Diciendo esto había unido sus manos.

—¡No puedo decirte su nombre, Laura! ¡Y es porque lo amo! ¡Más quisiera la muerte que decir quién es! Pero escucha… Ya sabes lo que sufro con la maldita Catalina. Ya sabes cuánto horror tengo de mí misma. Ya sabes que al verme tan infame quise matarme y que sin ti, y sin los cuidados que me reanimaron y sin tus maternales caricias, que me consolaron, estaría muerta ya. Pues bien, hoy más que nunca es preciso que deje de ser, como otras desgraciadas, un instrumento en manos de esa despiadada mujer. ¡Qué instrumento! ¡De bajas delaciones, de viles intrigas, de muerte a menudo! ¡Mi cuerpo abandonado a los besos delos que ella me designa! ¡Los secretos de mis amantes descubiertos en el lecho! ¡La infame comedia de amor representada cuando place a la reina! ¡Es espantoso! ¡Me asusta el pensar que mis besos son mortales y que el hombre que me atestigua su amor debe ser entregado por mí! ¡Y ahora, ahora que amo, concibe cuál es mi horror y mi terror! ¡Ya comprenderás la necesidad que tengo de escapar a tanta vergüenza y a tanto despotismo que hace de mí una criatura sin nombre!, y entonces rompió en sollozos.

—¡Vamos, vamos! —dijo la vieja Laura—. Todo esto pasará. Ahora estáis fatigada, enervada. Lo que necesitáis es reposo y estas ideas negras se irán solas.

—Sí, estoy cansada —dijo Alicia secándose los ojos—, mucho más de lo que puedes imaginarte. Y si ciertas cosas que espero no se realizaran, no habría para mí más que un reposo posible: ¡la muerte!
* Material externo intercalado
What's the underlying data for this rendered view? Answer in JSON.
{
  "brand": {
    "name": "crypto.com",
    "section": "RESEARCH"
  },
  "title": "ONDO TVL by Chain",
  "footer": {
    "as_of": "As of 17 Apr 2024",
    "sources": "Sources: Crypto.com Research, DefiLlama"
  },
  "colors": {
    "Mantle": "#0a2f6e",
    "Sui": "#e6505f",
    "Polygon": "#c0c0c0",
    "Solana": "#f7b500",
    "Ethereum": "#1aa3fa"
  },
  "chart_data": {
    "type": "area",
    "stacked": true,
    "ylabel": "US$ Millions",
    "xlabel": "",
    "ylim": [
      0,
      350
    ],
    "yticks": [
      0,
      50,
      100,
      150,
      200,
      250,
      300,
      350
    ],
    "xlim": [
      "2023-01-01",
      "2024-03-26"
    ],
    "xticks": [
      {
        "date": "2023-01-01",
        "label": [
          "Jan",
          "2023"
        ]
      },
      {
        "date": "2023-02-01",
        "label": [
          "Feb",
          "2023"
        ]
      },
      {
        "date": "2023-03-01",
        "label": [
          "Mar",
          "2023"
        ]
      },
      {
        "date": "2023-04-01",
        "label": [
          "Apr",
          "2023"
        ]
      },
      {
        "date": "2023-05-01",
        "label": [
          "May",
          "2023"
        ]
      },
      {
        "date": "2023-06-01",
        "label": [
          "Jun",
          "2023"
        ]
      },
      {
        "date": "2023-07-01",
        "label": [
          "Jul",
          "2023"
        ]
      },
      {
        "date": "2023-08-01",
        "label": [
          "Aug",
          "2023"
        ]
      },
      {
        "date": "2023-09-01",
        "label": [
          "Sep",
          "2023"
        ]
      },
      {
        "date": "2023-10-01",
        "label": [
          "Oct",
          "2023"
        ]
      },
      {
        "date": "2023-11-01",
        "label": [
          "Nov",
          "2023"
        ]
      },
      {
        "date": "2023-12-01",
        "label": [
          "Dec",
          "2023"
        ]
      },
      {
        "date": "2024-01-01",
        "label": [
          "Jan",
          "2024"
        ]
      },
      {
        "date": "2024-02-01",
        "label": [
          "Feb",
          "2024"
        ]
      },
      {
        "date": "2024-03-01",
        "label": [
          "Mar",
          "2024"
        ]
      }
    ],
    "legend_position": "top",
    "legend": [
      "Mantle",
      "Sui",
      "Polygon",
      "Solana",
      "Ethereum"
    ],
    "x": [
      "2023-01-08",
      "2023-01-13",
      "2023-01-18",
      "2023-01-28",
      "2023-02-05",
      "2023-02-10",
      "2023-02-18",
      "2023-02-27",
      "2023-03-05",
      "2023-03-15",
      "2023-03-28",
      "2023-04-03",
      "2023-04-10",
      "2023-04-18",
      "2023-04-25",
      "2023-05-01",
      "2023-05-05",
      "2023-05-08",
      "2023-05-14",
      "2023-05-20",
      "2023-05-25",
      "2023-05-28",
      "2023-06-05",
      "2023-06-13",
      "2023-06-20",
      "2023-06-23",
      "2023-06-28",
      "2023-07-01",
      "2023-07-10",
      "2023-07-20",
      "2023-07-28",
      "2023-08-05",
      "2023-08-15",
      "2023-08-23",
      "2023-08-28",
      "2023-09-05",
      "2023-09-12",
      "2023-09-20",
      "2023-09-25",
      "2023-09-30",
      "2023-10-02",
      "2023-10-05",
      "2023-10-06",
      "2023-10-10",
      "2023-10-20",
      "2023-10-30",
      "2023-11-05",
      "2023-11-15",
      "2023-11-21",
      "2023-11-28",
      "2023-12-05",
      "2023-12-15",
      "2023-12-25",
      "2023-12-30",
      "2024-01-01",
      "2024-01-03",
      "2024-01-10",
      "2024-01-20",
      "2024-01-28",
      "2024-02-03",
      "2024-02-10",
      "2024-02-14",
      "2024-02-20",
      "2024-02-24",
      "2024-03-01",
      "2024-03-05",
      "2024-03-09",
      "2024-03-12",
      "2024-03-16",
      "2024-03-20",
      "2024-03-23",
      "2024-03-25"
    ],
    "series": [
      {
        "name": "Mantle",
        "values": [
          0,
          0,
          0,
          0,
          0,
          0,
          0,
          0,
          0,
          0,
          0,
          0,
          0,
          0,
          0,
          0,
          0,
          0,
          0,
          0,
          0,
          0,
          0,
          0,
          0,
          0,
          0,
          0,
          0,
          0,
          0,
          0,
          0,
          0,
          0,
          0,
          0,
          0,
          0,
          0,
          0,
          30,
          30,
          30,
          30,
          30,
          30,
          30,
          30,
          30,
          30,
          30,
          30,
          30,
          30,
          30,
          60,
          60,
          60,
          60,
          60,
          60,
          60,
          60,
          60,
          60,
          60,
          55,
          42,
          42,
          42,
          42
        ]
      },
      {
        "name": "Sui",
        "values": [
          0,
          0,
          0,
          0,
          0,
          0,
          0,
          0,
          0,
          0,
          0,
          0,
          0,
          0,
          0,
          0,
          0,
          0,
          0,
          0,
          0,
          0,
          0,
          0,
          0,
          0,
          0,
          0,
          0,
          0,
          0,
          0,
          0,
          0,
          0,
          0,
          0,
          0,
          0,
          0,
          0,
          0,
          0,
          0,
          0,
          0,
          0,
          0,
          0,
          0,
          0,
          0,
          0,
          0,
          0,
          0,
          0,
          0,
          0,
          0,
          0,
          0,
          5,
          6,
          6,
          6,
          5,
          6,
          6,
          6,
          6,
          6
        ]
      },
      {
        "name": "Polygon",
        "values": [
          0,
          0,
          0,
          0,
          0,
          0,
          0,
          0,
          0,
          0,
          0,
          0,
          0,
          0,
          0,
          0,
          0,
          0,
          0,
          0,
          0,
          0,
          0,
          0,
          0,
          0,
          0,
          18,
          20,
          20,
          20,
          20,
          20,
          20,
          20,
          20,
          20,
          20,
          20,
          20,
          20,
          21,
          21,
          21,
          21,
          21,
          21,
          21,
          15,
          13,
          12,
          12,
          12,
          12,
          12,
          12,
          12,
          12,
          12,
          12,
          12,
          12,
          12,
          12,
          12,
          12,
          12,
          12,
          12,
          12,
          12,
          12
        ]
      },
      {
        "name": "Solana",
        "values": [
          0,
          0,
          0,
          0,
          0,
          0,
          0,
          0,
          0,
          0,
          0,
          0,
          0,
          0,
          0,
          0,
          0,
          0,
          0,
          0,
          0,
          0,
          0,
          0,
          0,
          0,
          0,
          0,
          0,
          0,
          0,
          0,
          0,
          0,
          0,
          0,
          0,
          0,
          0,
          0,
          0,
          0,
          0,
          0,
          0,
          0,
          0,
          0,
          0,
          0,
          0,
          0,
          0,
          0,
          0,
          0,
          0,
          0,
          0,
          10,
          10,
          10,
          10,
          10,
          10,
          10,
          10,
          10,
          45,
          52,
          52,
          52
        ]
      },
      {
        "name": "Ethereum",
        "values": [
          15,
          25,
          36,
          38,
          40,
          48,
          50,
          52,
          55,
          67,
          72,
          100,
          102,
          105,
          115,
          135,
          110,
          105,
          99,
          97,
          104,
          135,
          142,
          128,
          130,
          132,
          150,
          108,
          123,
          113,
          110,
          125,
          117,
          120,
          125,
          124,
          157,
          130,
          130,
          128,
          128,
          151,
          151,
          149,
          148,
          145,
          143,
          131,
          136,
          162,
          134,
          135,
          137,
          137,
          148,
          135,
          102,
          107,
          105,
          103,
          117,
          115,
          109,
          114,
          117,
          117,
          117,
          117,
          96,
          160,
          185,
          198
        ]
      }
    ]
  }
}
—¡La muerte a vuestra edad! ¡Vamos, dejad estos tristes pensamientos, o voy a creer que queréis imitar a vuestro hermoso marqués de Panigarola, que se ha convertido en fraile, lo que ya es una manera de morir para el mundo!

Al oír estas palabras, pronunciadas con acento mordaz y burlón, Alicia se estremeció.
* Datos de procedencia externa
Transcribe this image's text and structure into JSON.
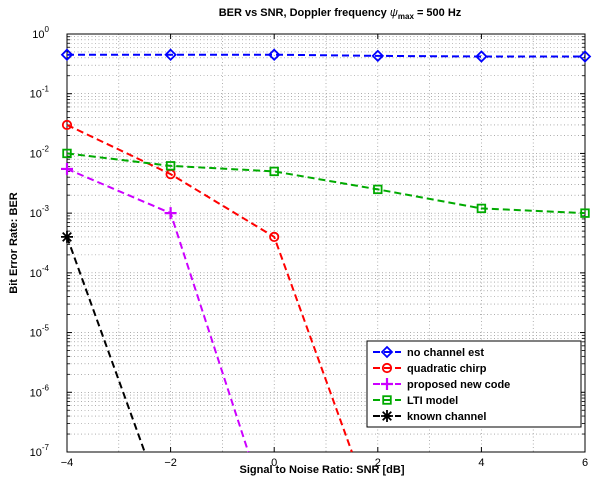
{
  "chart_data": {
    "type": "line",
    "title": {
      "main": "BER vs SNR, Doppler frequency ",
      "symbol": "ψ",
      "subscript": "max",
      "suffix": " = 500 Hz"
    },
    "xlabel": "Signal to Noise Ratio: SNR [dB]",
    "ylabel": "Bit Error Rate: BER",
    "xlim": [
      -4,
      6
    ],
    "ylim": [
      1e-07,
      1
    ],
    "yscale": "log",
    "grid": true,
    "legend_position": "lower-right",
    "x_ticks": [
      {
        "v": -4,
        "label": "−4"
      },
      {
        "v": -2,
        "label": "−2"
      },
      {
        "v": 0,
        "label": "0"
      },
      {
        "v": 2,
        "label": "2"
      },
      {
        "v": 4,
        "label": "4"
      },
      {
        "v": 6,
        "label": "6"
      }
    ],
    "y_ticks": [
      {
        "exp": 0,
        "base": "10",
        "sup": "0"
      },
      {
        "exp": -1,
        "base": "10",
        "sup": "-1"
      },
      {
        "exp": -2,
        "base": "10",
        "sup": "-2"
      },
      {
        "exp": -3,
        "base": "10",
        "sup": "-3"
      },
      {
        "exp": -4,
        "base": "10",
        "sup": "-4"
      },
      {
        "exp": -5,
        "base": "10",
        "sup": "-5"
      },
      {
        "exp": -6,
        "base": "10",
        "sup": "-6"
      },
      {
        "exp": -7,
        "base": "10",
        "sup": "-7"
      }
    ],
    "series": [
      {
        "name": "no channel est",
        "color": "#0000ff",
        "marker": "diamond",
        "x": [
          -4,
          -2,
          0,
          2,
          4,
          6
        ],
        "y": [
          0.45,
          0.45,
          0.45,
          0.43,
          0.42,
          0.42
        ]
      },
      {
        "name": "quadratic chirp",
        "color": "#ff0000",
        "marker": "circle",
        "x": [
          -4,
          -2,
          0,
          1.5
        ],
        "y": [
          0.03,
          0.0045,
          0.0004,
          1e-07
        ]
      },
      {
        "name": "proposed new code",
        "color": "#cc00ff",
        "marker": "plus",
        "x": [
          -4,
          -2,
          -0.5
        ],
        "y": [
          0.0055,
          0.001,
          1e-07
        ]
      },
      {
        "name": "LTI model",
        "color": "#00aa00",
        "marker": "square",
        "x": [
          -4,
          -2,
          0,
          2,
          4,
          6
        ],
        "y": [
          0.01,
          0.0062,
          0.005,
          0.0025,
          0.0012,
          0.001
        ]
      },
      {
        "name": "known channel",
        "color": "#000000",
        "marker": "asterisk",
        "x": [
          -4,
          -2.5
        ],
        "y": [
          0.0004,
          1e-07
        ]
      }
    ]
  }
}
—¡Él fraile! —dijo pasando una mano por su frente.

—Tranquilizaos, señora, me encargo de que os oiga en confesión.

—¿Cuándo? —exclamó la joven con viveza.

—Veamos. Hoy estamos a martes. Pues el sábado por la tarde. Ahora permitidme que no haga una pregunta. ¿Cuándo queréis ir al Louvre?

Alicia sintió un nuevo estremecimiento.

—Ya sabéis que os esperan —insistió la vieja.
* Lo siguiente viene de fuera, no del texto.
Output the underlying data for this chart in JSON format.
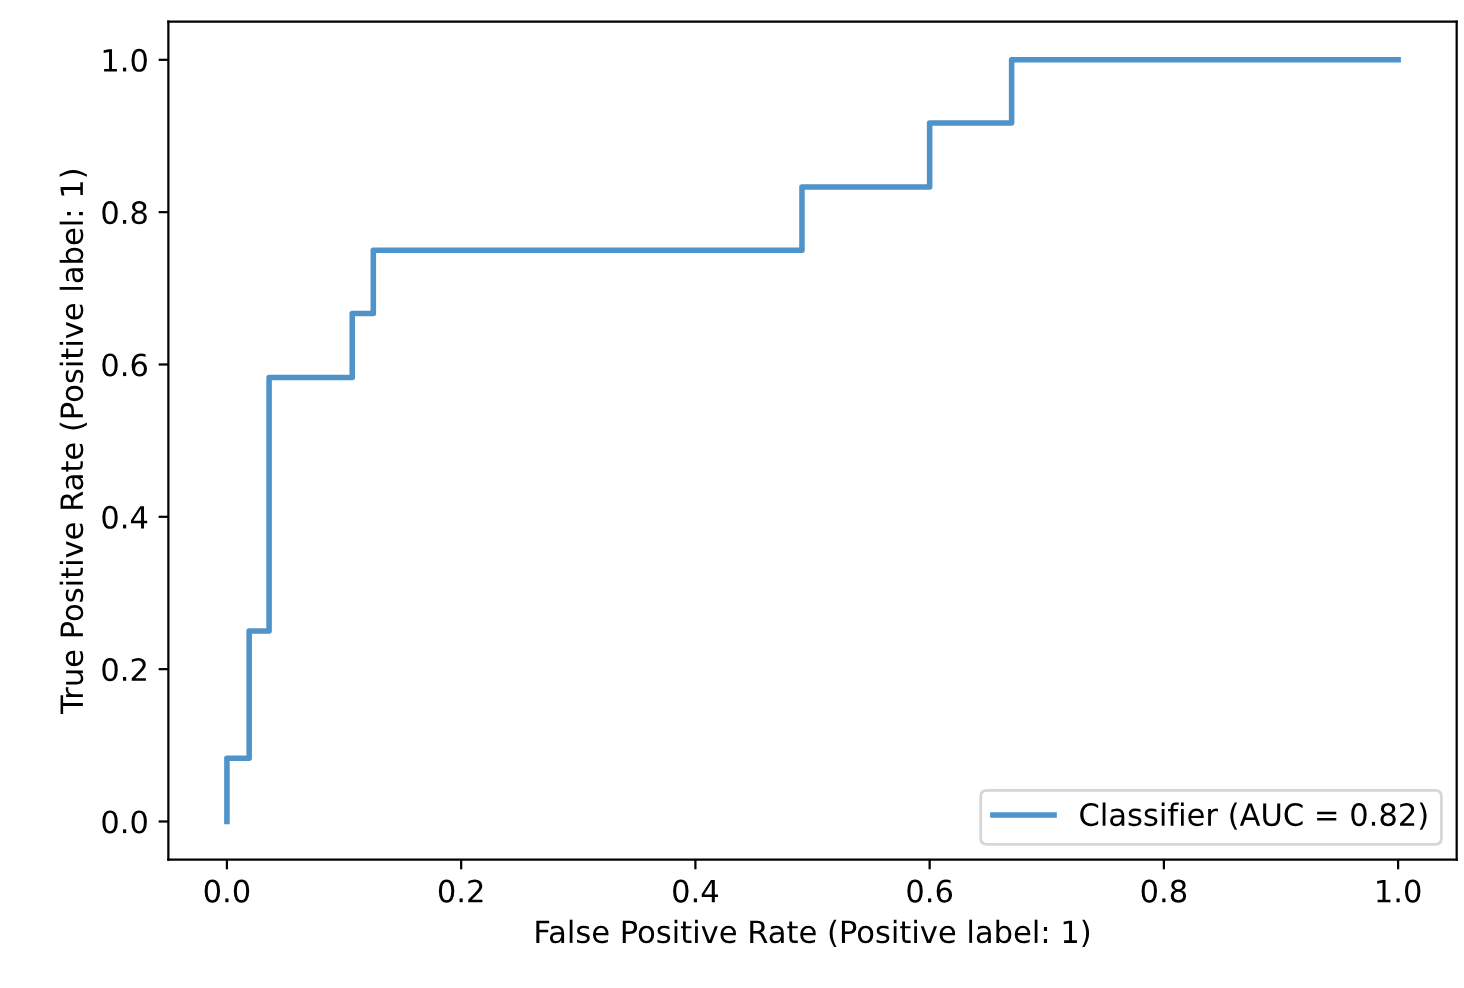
{
  "chart_data": {
    "type": "line",
    "xlabel": "False Positive Rate (Positive label: 1)",
    "ylabel": "True Positive Rate (Positive label: 1)",
    "series": [
      {
        "name": "Classifier (AUC = 0.82)",
        "color": "#4f93c9",
        "x": [
          0,
          0,
          0.019,
          0.019,
          0.036,
          0.036,
          0.107,
          0.107,
          0.125,
          0.125,
          0.491,
          0.491,
          0.6,
          0.6,
          0.67,
          0.67,
          1.0
        ],
        "values": [
          0,
          0.083,
          0.083,
          0.25,
          0.25,
          0.583,
          0.583,
          0.667,
          0.667,
          0.75,
          0.75,
          0.833,
          0.833,
          0.917,
          0.917,
          1.0,
          1.0
        ]
      }
    ],
    "xlim": [
      -0.05,
      1.05
    ],
    "ylim": [
      -0.05,
      1.05
    ],
    "xticks": [
      {
        "value": 0,
        "label": "0.0"
      },
      0.2,
      0.4,
      0.6,
      0.8,
      {
        "value": 1,
        "label": "1.0"
      }
    ],
    "yticks": [
      {
        "value": 0,
        "label": "0.0"
      },
      0.2,
      0.4,
      0.6,
      0.8,
      {
        "value": 1,
        "label": "1.0"
      }
    ],
    "legend": "lower right",
    "grid": false,
    "line_style": "solid",
    "marker": "none"
  }
}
—Me has dicho que el sábado podré hablar con el fraile.

—Os lo prometo.

—Pues entonces iré al Louvre el sábado por la mañana. Déjame ahora. Tengo necesidad de descanso, mi buena Laura, y estos días me son muy necesarios para reponerme.

Alicia de Lux se sumió entonces en sus pensamientos. En la noche de aquel día, cuando las luces estaban apagadas y todo parecía dormir en la casa, hacia las diez, en el momento en que el silencio y la soledad eran profundos en las estrechas callejuelas, la puerta verde se abrió sin ruido y una mujer salió a la calle. Se dirigió con silencioso paso hacia la torre del Hotel de la Reina.

Aquella torre estaba agujereada por numerosas lumbreras que dejaban pasar la luz a la escalera interior, y la primera de estas lumbreras, que estaba enrejada con gruesos barrotes, se hallaba al alcance de la mano de un hombre. La mujer que acabamos de señalar se detuvo ante aquélla y, empinándose en la punta de los pies, alargó el brazo y dejó caer Un billete en el interior de la Torre construida para el astrólogo Ruggieri. Entonces volvió sobre sus pasos, con gran prisa, deslizándose sin hacer ruido, como si fuera Un fantasma. Sin ruido entró de nuevo en la casa de la puerta verde en donde Alicia de Lux dormía rendida de fatiga. ¡Aquella mujer era la vieja Laura!